Masaccio's famous religious painting "Holy Trinity" is known from its linear perspective, creating a vision beyond the canvas by creating an illusion of depth (or should it be called a wall?). This picture solves many religious concepts by setting various levels and level of building space. The character being drawn consists of four groups of characters including the Trinity (God, Father, Jesus, and Holy Spirit), Virgin Mary and St. John, Donor, and the skeleton on the tomb. Under the photo.
Masaccio's Holy Trinity and Grunewald's Isenheim altarpiece comparison Masaccio's Holy Trinity painting was completed in about 1428 years. This is a good example of how to use Masaccio's space and view. It consists of two different heights. The representative of Christ is in the upper square-barrel-shaped arched chapel. There is Virgin Mary on one side and St. John on the other. - The early Renaissance art of Florence was focused on sophisticated Gothic paintings; it is very formal and traditional, but there is always something that seems to be missing. The perspective and depth are two very important qualities of painting, but until the young Masaccio (born in Tommaso Guidi), the painting was beautiful, but it seemed just like the art hanging on the wall. In Masaccio's work, "It seems that these numbers come forward instead of retreating in space" (Cole 120)
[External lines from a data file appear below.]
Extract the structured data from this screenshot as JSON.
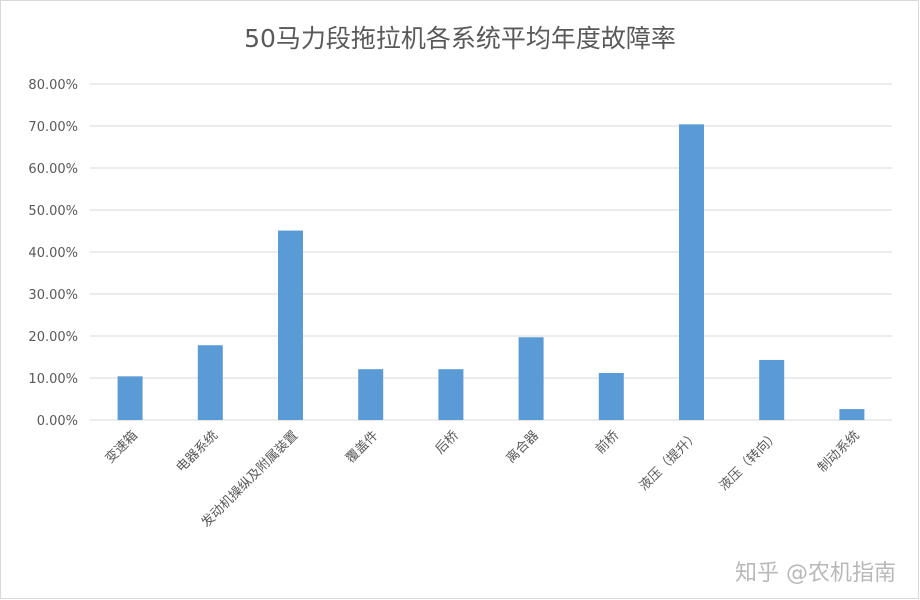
{
  "chart_data": {
    "type": "bar",
    "title": "50马力段拖拉机各系统平均年度故障率",
    "categories": [
      "变速箱",
      "电器系统",
      "发动机操纵及附属装置",
      "覆盖件",
      "后桥",
      "离合器",
      "前桥",
      "液压（提升）",
      "液压（转向）",
      "制动系统"
    ],
    "values": [
      0.104,
      0.178,
      0.451,
      0.121,
      0.121,
      0.197,
      0.112,
      0.704,
      0.143,
      0.026
    ],
    "yticks": [
      "0.00%",
      "10.00%",
      "20.00%",
      "30.00%",
      "40.00%",
      "50.00%",
      "60.00%",
      "70.00%",
      "80.00%"
    ],
    "ylim": [
      0,
      0.8
    ],
    "bar_color": "#5b9bd5",
    "grid": true,
    "legend": "none"
  },
  "watermark": "知乎 @农机指南"
}
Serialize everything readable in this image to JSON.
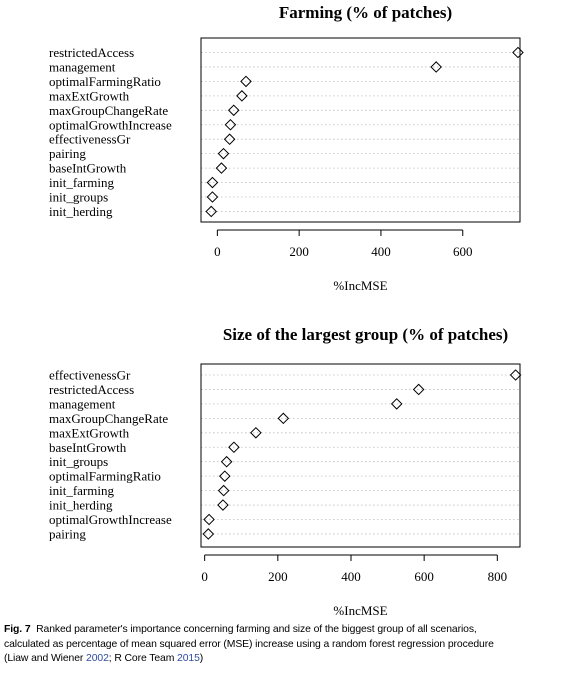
{
  "chart_data": [
    {
      "type": "dot",
      "title": "Farming (% of patches)",
      "xlabel": "%IncMSE",
      "xticks": [
        0,
        200,
        400,
        600
      ],
      "xlim": [
        -40,
        740
      ],
      "grid": "horizontal dotted",
      "categories": [
        "restrictedAccess",
        "management",
        "optimalFarmingRatio",
        "maxExtGrowth",
        "maxGroupChangeRate",
        "optimalGrowthIncrease",
        "effectivenessGr",
        "pairing",
        "baseIntGrowth",
        "init_farming",
        "init_groups",
        "init_herding"
      ],
      "values": [
        735,
        535,
        70,
        60,
        40,
        32,
        30,
        15,
        10,
        -12,
        -12,
        -15
      ]
    },
    {
      "type": "dot",
      "title": "Size of the largest group (% of patches)",
      "xlabel": "%IncMSE",
      "xticks": [
        0,
        200,
        400,
        600,
        800
      ],
      "xlim": [
        -10,
        862
      ],
      "grid": "horizontal dotted",
      "categories": [
        "effectivenessGr",
        "restrictedAccess",
        "management",
        "maxGroupChangeRate",
        "maxExtGrowth",
        "baseIntGrowth",
        "init_groups",
        "optimalFarmingRatio",
        "init_farming",
        "init_herding",
        "optimalGrowthIncrease",
        "pairing"
      ],
      "values": [
        850,
        585,
        525,
        215,
        140,
        80,
        60,
        55,
        52,
        50,
        12,
        10
      ]
    }
  ],
  "caption": {
    "fig_label": "Fig. 7",
    "line1": "Ranked parameter's importance concerning farming and size of the biggest group of all scenarios,",
    "line2": "calculated as percentage of mean squared error (MSE) increase using a random forest regression procedure",
    "line3_pre": "(Liaw and Wiener ",
    "cite1": "2002",
    "line3_mid": "; R Core Team ",
    "cite2": "2015",
    "line3_post": ")"
  }
}
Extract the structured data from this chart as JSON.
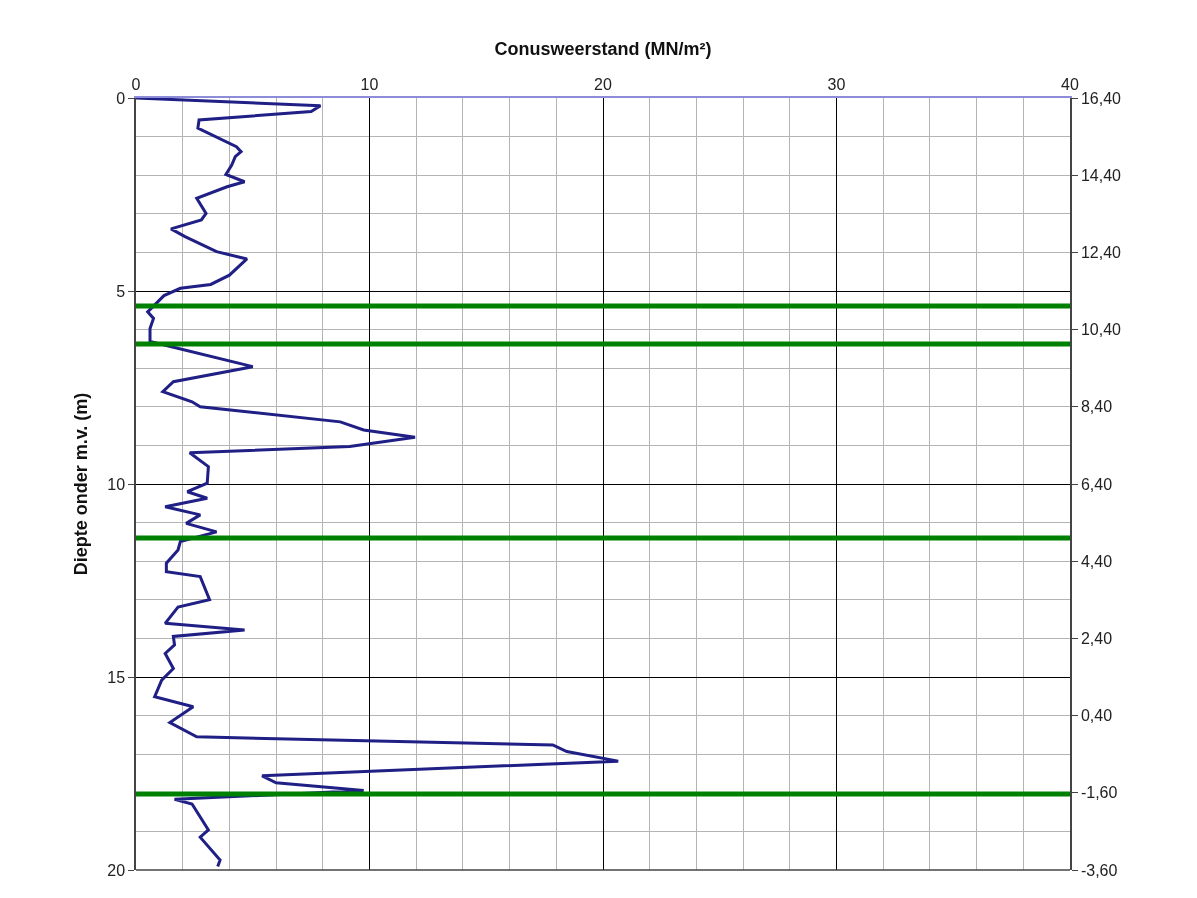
{
  "chart_data": {
    "type": "line",
    "xlabel": "Conusweerstand (MN/m²)",
    "ylabel": "Diepte onder m.v. (m)",
    "series": [
      {
        "color": "#1f1f85",
        "x": [
          0.0,
          7.9,
          7.5,
          2.7,
          2.65,
          4.3,
          4.5,
          4.25,
          4.1,
          3.85,
          4.65,
          3.9,
          2.6,
          3.0,
          2.8,
          1.5,
          2.1,
          3.45,
          4.75,
          4.0,
          3.2,
          1.9,
          1.2,
          0.5,
          0.75,
          0.6,
          0.6,
          5.0,
          1.6,
          1.15,
          2.4,
          2.75,
          8.75,
          9.75,
          11.95,
          9.15,
          2.3,
          3.1,
          3.05,
          2.2,
          3.05,
          1.25,
          2.75,
          2.15,
          3.45,
          1.9,
          1.8,
          1.3,
          1.3,
          2.75,
          3.15,
          1.8,
          1.25,
          4.65,
          1.6,
          1.65,
          1.25,
          1.6,
          1.1,
          0.8,
          2.45,
          1.45,
          2.6,
          17.85,
          18.45,
          20.65,
          5.4,
          6.0,
          9.75,
          1.65,
          2.4,
          3.1,
          2.75,
          3.6,
          3.5
        ],
        "values": [
          0.0,
          0.2,
          0.35,
          0.57,
          0.78,
          1.26,
          1.39,
          1.52,
          1.74,
          1.98,
          2.17,
          2.3,
          2.6,
          2.99,
          3.16,
          3.39,
          3.59,
          3.98,
          4.17,
          4.59,
          4.83,
          4.93,
          5.12,
          5.54,
          5.71,
          5.97,
          6.31,
          6.96,
          7.35,
          7.61,
          7.87,
          8.0,
          8.39,
          8.6,
          8.79,
          9.03,
          9.19,
          9.55,
          9.98,
          10.2,
          10.37,
          10.59,
          10.8,
          11.02,
          11.24,
          11.49,
          11.71,
          12.05,
          12.27,
          12.4,
          13.0,
          13.19,
          13.61,
          13.78,
          13.95,
          14.17,
          14.39,
          14.78,
          15.08,
          15.51,
          15.77,
          16.18,
          16.55,
          16.76,
          16.93,
          17.18,
          17.56,
          17.74,
          17.94,
          18.17,
          18.29,
          18.96,
          19.15,
          19.74,
          19.91
        ]
      }
    ],
    "xlim": [
      0,
      40
    ],
    "xticks": [
      0,
      {
        "value": 2,
        "label": null
      },
      {
        "value": 4,
        "label": null
      },
      {
        "value": 6,
        "label": null
      },
      {
        "value": 8,
        "label": null
      },
      10,
      {
        "value": 12,
        "label": null
      },
      {
        "value": 14,
        "label": null
      },
      {
        "value": 16,
        "label": null
      },
      {
        "value": 18,
        "label": null
      },
      20,
      {
        "value": 22,
        "label": null
      },
      {
        "value": 24,
        "label": null
      },
      {
        "value": 26,
        "label": null
      },
      {
        "value": 28,
        "label": null
      },
      30,
      {
        "value": 32,
        "label": null
      },
      {
        "value": 34,
        "label": null
      },
      {
        "value": 36,
        "label": null
      },
      {
        "value": 38,
        "label": null
      },
      40
    ],
    "ylim": [
      20,
      0
    ],
    "yticks": [
      0,
      {
        "value": 1,
        "label": null
      },
      {
        "value": 2,
        "label": null
      },
      {
        "value": 3,
        "label": null
      },
      {
        "value": 4,
        "label": null
      },
      5,
      {
        "value": 6,
        "label": null
      },
      {
        "value": 7,
        "label": null
      },
      {
        "value": 8,
        "label": null
      },
      {
        "value": 9,
        "label": null
      },
      10,
      {
        "value": 11,
        "label": null
      },
      {
        "value": 12,
        "label": null
      },
      {
        "value": 13,
        "label": null
      },
      {
        "value": 14,
        "label": null
      },
      15,
      {
        "value": 16,
        "label": null
      },
      {
        "value": 17,
        "label": null
      },
      {
        "value": 18,
        "label": null
      },
      {
        "value": 19,
        "label": null
      },
      20
    ],
    "y2lim": [
      -3.6,
      16.4
    ],
    "y2ticks": [
      {
        "value": 16.4,
        "label": "16,40"
      },
      {
        "value": 14.4,
        "label": "14,40"
      },
      {
        "value": 12.4,
        "label": "12,40"
      },
      {
        "value": 10.4,
        "label": "10,40"
      },
      {
        "value": 8.4,
        "label": "8,40"
      },
      {
        "value": 6.4,
        "label": "6,40"
      },
      {
        "value": 4.4,
        "label": "4,40"
      },
      {
        "value": 2.4,
        "label": "2,40"
      },
      {
        "value": 0.4,
        "label": "0,40"
      },
      {
        "value": -1.6,
        "label": "-1,60"
      },
      {
        "value": -3.6,
        "label": "-3,60"
      }
    ],
    "ref_lines": [
      {
        "axis": "y",
        "value": 5.39,
        "color": "#008000"
      },
      {
        "axis": "y",
        "value": 6.37,
        "color": "#008000"
      },
      {
        "axis": "y",
        "value": 11.4,
        "color": "#008000"
      },
      {
        "axis": "y",
        "value": 18.03,
        "color": "#008000"
      }
    ],
    "grid": true,
    "marker": "none",
    "line_style": "solid"
  }
}
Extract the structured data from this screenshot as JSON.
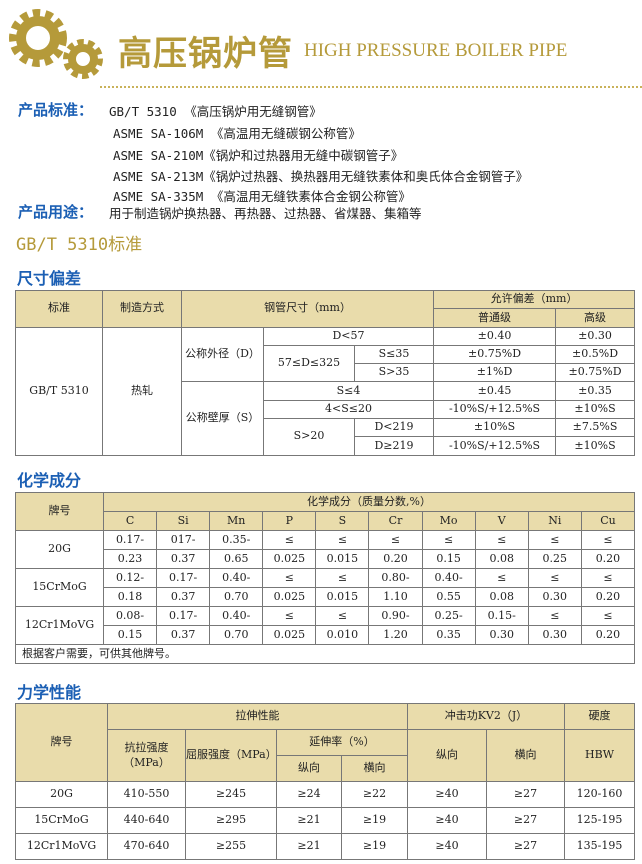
{
  "header": {
    "title_cn": "高压锅炉管",
    "title_en": "HIGH PRESSURE BOILER PIPE",
    "brand_color": "#b59a3a",
    "accent_blue": "#1b5fb4"
  },
  "intro": {
    "standards_label": "产品标准：",
    "standards": [
      "GB/T 5310 《高压锅炉用无缝钢管》",
      "ASME SA-106M 《高温用无缝碳钢公称管》",
      "ASME SA-210M《锅炉和过热器用无缝中碳钢管子》",
      "ASME SA-213M《锅炉过热器、换热器用无缝铁素体和奥氏体合金钢管子》",
      "ASME SA-335M 《高温用无缝铁素体合金钢公称管》"
    ],
    "usage_label": "产品用途：",
    "usage": "用于制造锅炉换热器、再热器、过热器、省煤器、集箱等"
  },
  "gb_title": "GB/T 5310标准",
  "dim": {
    "title": "尺寸偏差",
    "h": {
      "std": "标准",
      "method": "制造方式",
      "size": "钢管尺寸（mm）",
      "tol": "允许偏差（mm）",
      "normal": "普通级",
      "high": "高级"
    },
    "std": "GB/T 5310",
    "method": "热轧",
    "od": "公称外径（D）",
    "wt": "公称壁厚（S）",
    "r": [
      {
        "a": "D<57",
        "n": "±0.40",
        "h": "±0.30"
      },
      {
        "a": "57≤D≤325",
        "b": "S≤35",
        "n": "±0.75%D",
        "h": "±0.5%D"
      },
      {
        "b": "S>35",
        "n": "±1%D",
        "h": "±0.75%D"
      },
      {
        "a": "S≤4",
        "n": "±0.45",
        "h": "±0.35"
      },
      {
        "a": "4<S≤20",
        "n": "-10%S/+12.5%S",
        "h": "±10%S"
      },
      {
        "a": "S>20",
        "b": "D<219",
        "n": "±10%S",
        "h": "±7.5%S"
      },
      {
        "b": "D≥219",
        "n": "-10%S/+12.5%S",
        "h": "±10%S"
      }
    ]
  },
  "chem": {
    "title": "化学成分",
    "grade": "牌号",
    "group": "化学成分（质量分数,%）",
    "elements": [
      "C",
      "Si",
      "Mn",
      "P",
      "S",
      "Cr",
      "Mo",
      "V",
      "Ni",
      "Cu"
    ],
    "rows": [
      {
        "grade": "20G",
        "v": [
          [
            "0.17-",
            "0.23"
          ],
          [
            "017-",
            "0.37"
          ],
          [
            "0.35-",
            "0.65"
          ],
          [
            "≤",
            "0.025"
          ],
          [
            "≤",
            "0.015"
          ],
          [
            "≤",
            "0.20"
          ],
          [
            "≤",
            "0.15"
          ],
          [
            "≤",
            "0.08"
          ],
          [
            "≤",
            "0.25"
          ],
          [
            "≤",
            "0.20"
          ]
        ]
      },
      {
        "grade": "15CrMoG",
        "v": [
          [
            "0.12-",
            "0.18"
          ],
          [
            "0.17-",
            "0.37"
          ],
          [
            "0.40-",
            "0.70"
          ],
          [
            "≤",
            "0.025"
          ],
          [
            "≤",
            "0.015"
          ],
          [
            "0.80-",
            "1.10"
          ],
          [
            "0.40-",
            "0.55"
          ],
          [
            "≤",
            "0.08"
          ],
          [
            "≤",
            "0.30"
          ],
          [
            "≤",
            "0.20"
          ]
        ]
      },
      {
        "grade": "12Cr1MoVG",
        "v": [
          [
            "0.08-",
            "0.15"
          ],
          [
            "0.17-",
            "0.37"
          ],
          [
            "0.40-",
            "0.70"
          ],
          [
            "≤",
            "0.025"
          ],
          [
            "≤",
            "0.010"
          ],
          [
            "0.90-",
            "1.20"
          ],
          [
            "0.25-",
            "0.35"
          ],
          [
            "0.15-",
            "0.30"
          ],
          [
            "≤",
            "0.30"
          ],
          [
            "≤",
            "0.20"
          ]
        ]
      }
    ],
    "note": "根据客户需要，可供其他牌号。"
  },
  "mech": {
    "title": "力学性能",
    "h": {
      "grade": "牌号",
      "tensile": "拉伸性能",
      "impact": "冲击功KV2（J）",
      "hard": "硬度",
      "ts": "抗拉强度（MPa）",
      "ys": "屈服强度（MPa）",
      "el": "延伸率（%）",
      "long": "纵向",
      "trans": "横向",
      "ilong": "纵向",
      "itrans": "横向",
      "hbw": "HBW"
    },
    "rows": [
      [
        "20G",
        "410-550",
        "≥245",
        "≥24",
        "≥22",
        "≥40",
        "≥27",
        "120-160"
      ],
      [
        "15CrMoG",
        "440-640",
        "≥295",
        "≥21",
        "≥19",
        "≥40",
        "≥27",
        "125-195"
      ],
      [
        "12Cr1MoVG",
        "470-640",
        "≥255",
        "≥21",
        "≥19",
        "≥40",
        "≥27",
        "135-195"
      ]
    ]
  }
}
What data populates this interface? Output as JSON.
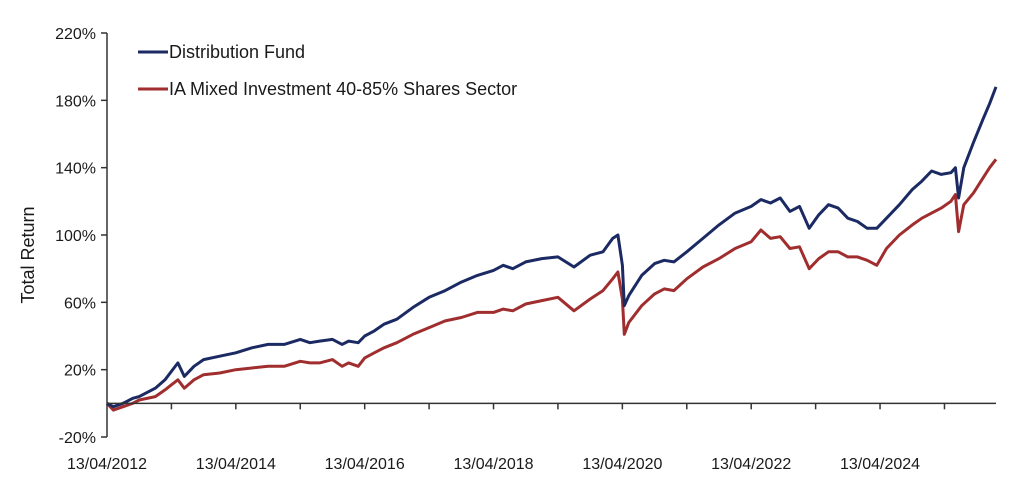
{
  "chart_data": {
    "type": "line",
    "title": "",
    "xlabel": "",
    "ylabel": "Total Return",
    "ylim": [
      -20,
      220
    ],
    "yticks": [
      "-20%",
      "20%",
      "60%",
      "100%",
      "140%",
      "180%",
      "220%"
    ],
    "ytick_values": [
      -20,
      20,
      60,
      100,
      140,
      180,
      220
    ],
    "xlim_years_from_start": [
      0,
      13.8
    ],
    "xtick_labels": [
      "13/04/2012",
      "13/04/2014",
      "13/04/2016",
      "13/04/2018",
      "13/04/2020",
      "13/04/2022",
      "13/04/2024"
    ],
    "xtick_label_years": [
      0,
      2,
      4,
      6,
      8,
      10,
      12
    ],
    "minor_tick_years": [
      1,
      2,
      3,
      4,
      5,
      6,
      7,
      8,
      9,
      10,
      11,
      12,
      13
    ],
    "grid": false,
    "legend_position": "top-left",
    "series": [
      {
        "name": "Distribution Fund",
        "color": "#1c2a63",
        "x": [
          0,
          0.1,
          0.25,
          0.4,
          0.5,
          0.75,
          0.9,
          1.0,
          1.1,
          1.2,
          1.35,
          1.5,
          1.75,
          2.0,
          2.25,
          2.5,
          2.75,
          3.0,
          3.15,
          3.3,
          3.5,
          3.65,
          3.75,
          3.9,
          4.0,
          4.15,
          4.3,
          4.5,
          4.75,
          5.0,
          5.25,
          5.5,
          5.75,
          6.0,
          6.15,
          6.3,
          6.5,
          6.75,
          7.0,
          7.25,
          7.5,
          7.7,
          7.85,
          7.93,
          8.0,
          8.03,
          8.1,
          8.3,
          8.5,
          8.65,
          8.8,
          9.0,
          9.25,
          9.5,
          9.75,
          10.0,
          10.15,
          10.3,
          10.45,
          10.6,
          10.75,
          10.9,
          11.05,
          11.2,
          11.35,
          11.5,
          11.65,
          11.8,
          11.95,
          12.1,
          12.3,
          12.5,
          12.65,
          12.8,
          12.95,
          13.1,
          13.17,
          13.22,
          13.3,
          13.45,
          13.6,
          13.7,
          13.8
        ],
        "values": [
          0,
          -2,
          0,
          3,
          4,
          9,
          14,
          19,
          24,
          16,
          22,
          26,
          28,
          30,
          33,
          35,
          35,
          38,
          36,
          37,
          38,
          35,
          37,
          36,
          40,
          43,
          47,
          50,
          57,
          63,
          67,
          72,
          76,
          79,
          82,
          80,
          84,
          86,
          87,
          81,
          88,
          90,
          98,
          100,
          82,
          58,
          64,
          76,
          83,
          85,
          84,
          90,
          98,
          106,
          113,
          117,
          121,
          119,
          122,
          114,
          117,
          104,
          112,
          118,
          116,
          110,
          108,
          104,
          104,
          110,
          118,
          127,
          132,
          138,
          136,
          137,
          140,
          122,
          140,
          155,
          169,
          178,
          188
        ]
      },
      {
        "name": "IA Mixed Investment 40-85% Shares Sector",
        "color": "#a02e2e",
        "x": [
          0,
          0.1,
          0.25,
          0.4,
          0.5,
          0.75,
          0.9,
          1.0,
          1.1,
          1.2,
          1.35,
          1.5,
          1.75,
          2.0,
          2.25,
          2.5,
          2.75,
          3.0,
          3.15,
          3.3,
          3.5,
          3.65,
          3.75,
          3.9,
          4.0,
          4.15,
          4.3,
          4.5,
          4.75,
          5.0,
          5.25,
          5.5,
          5.75,
          6.0,
          6.15,
          6.3,
          6.5,
          6.75,
          7.0,
          7.25,
          7.5,
          7.7,
          7.85,
          7.93,
          8.0,
          8.03,
          8.1,
          8.3,
          8.5,
          8.65,
          8.8,
          9.0,
          9.25,
          9.5,
          9.75,
          10.0,
          10.15,
          10.3,
          10.45,
          10.6,
          10.75,
          10.9,
          11.05,
          11.2,
          11.35,
          11.5,
          11.65,
          11.8,
          11.95,
          12.1,
          12.3,
          12.5,
          12.65,
          12.8,
          12.95,
          13.1,
          13.17,
          13.22,
          13.3,
          13.45,
          13.6,
          13.7,
          13.8
        ],
        "values": [
          0,
          -4,
          -2,
          0,
          2,
          4,
          8,
          11,
          14,
          9,
          14,
          17,
          18,
          20,
          21,
          22,
          22,
          25,
          24,
          24,
          26,
          22,
          24,
          22,
          27,
          30,
          33,
          36,
          41,
          45,
          49,
          51,
          54,
          54,
          56,
          55,
          59,
          61,
          63,
          55,
          62,
          67,
          74,
          78,
          62,
          41,
          48,
          58,
          65,
          68,
          67,
          74,
          81,
          86,
          92,
          96,
          103,
          98,
          99,
          92,
          93,
          80,
          86,
          90,
          90,
          87,
          87,
          85,
          82,
          92,
          100,
          106,
          110,
          113,
          116,
          120,
          124,
          102,
          118,
          125,
          134,
          140,
          145
        ]
      }
    ]
  }
}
The Holy Trinity of Masaccio has become an influential painting by several generations of artists in Florence. After more than a century of writing, biographer George Vasari (1511-74) was shocked by Masaccio's perspective microcosm, so he is a fictitious chapel that there is a hole in the wall I was convinced. In 1570, an altar of stone was built in the church of Santa Maria Novella, which covered the mural painting of Masaccio. Thus, from 1570 until 1861, murals remained invisible for nearly three centuries until the altar was removed and the picture became visible again. However, until 1952 - the lower part of the painting (skeleton) was also discovered - the entire mural painting was placed in the field of vision.
Perhaps Masaccio's most famous paintings are the least specific. The Trinity is drawn on the left wall of the Church of Santa Maria Novella. At that time Trinity fell off the wall. In "Trinity" of Masaccio, the application of the Brunelles system to the virtual space based on the actual building has not been partially solved. It is difficult to imagine where God and his father are standing or how the relationship with Christ in his universe relates.